En la esquina, sin embargo, hay un árbol que da moras. Los trabajadores de un valet parking las recogen, las lavan y todos nos las comemos. Ese árbol sí que mancha la banqueta de rojo y morado. También mancha la ropa, el pelaje de los perros, el carrito de los chicharrones y todo cuanto hay por allí, pero la idea de comer algo que hemos tomado directamente de las ramas nos apantalla de tal forma que nadie se queja. Huelga decir que para mí este árbol, que si se moviera sería un tránsfuga del bosque, es un milagro. Los frutos son un poco raquíticos e insípidos, está sobre una avenida grande, el pobre, pero siempre hay decenas de pájaros en sus ramas.

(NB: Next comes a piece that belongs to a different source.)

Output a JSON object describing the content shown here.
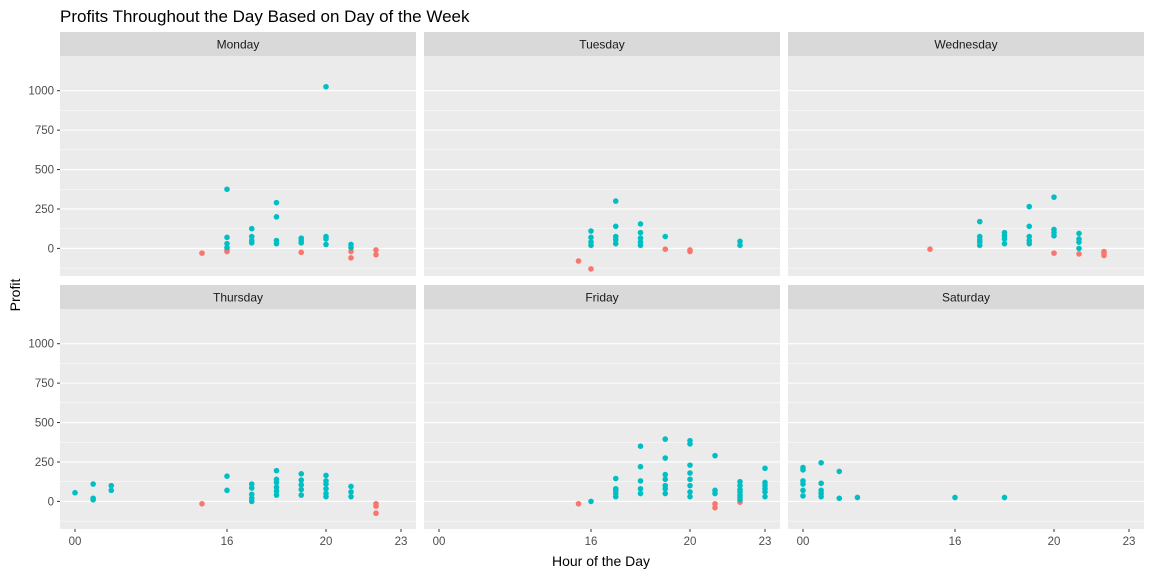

Mi vecina lo odia también, porque una vez le cayó caca de pájaro en el pelo.
Debajo del árbol, en esta época, las codornices dan exhibiciones del baile con el que se cortejan. Es hipnótico: se abre un ala que muestra un interior color cobre que brilla como metal pulido y la codorniz da una vuelta, como si la punta del ala fuese un pivote. La otra retrocede y a veces abre el ala también.
También en esta época se cortejan las palomas. Aunque estoy consciente de que las palomas son una plaga en el DF, en primavera me gusta verlas. Voy a los Viveros a mirar cómo el macho esponja el pecho y zurea roncamente, la hembra se hace la loca, uno avanza, la otra retrocede, etcétera. En las copas de los árboles las ardillas se persiguen con alardes circenses y abajo las ratas se esconden y desde las coladeras miran, con ojitos brillantes como canicas, a los corredores. Para rematar hacen su aparición triunfal los colibríes, los adultos y los chiquitos en este caso, diminutos chistando y zumbando. En mis macetas, las plantas que sobrevivieron al invierno, y a mis cuidados, comienzan a echar brotes.
Claro que los gatos entran en celo y no nos dejan dormir con sus maullidos; el vecino que tiene karaoke y que es aficionado a cantar “La maldita primavera” se pone a practicar como si estuviera cumpliendo una manda y los adolescentes se besuquean con tal fervor que van tropezándose con los postes. Es primavera.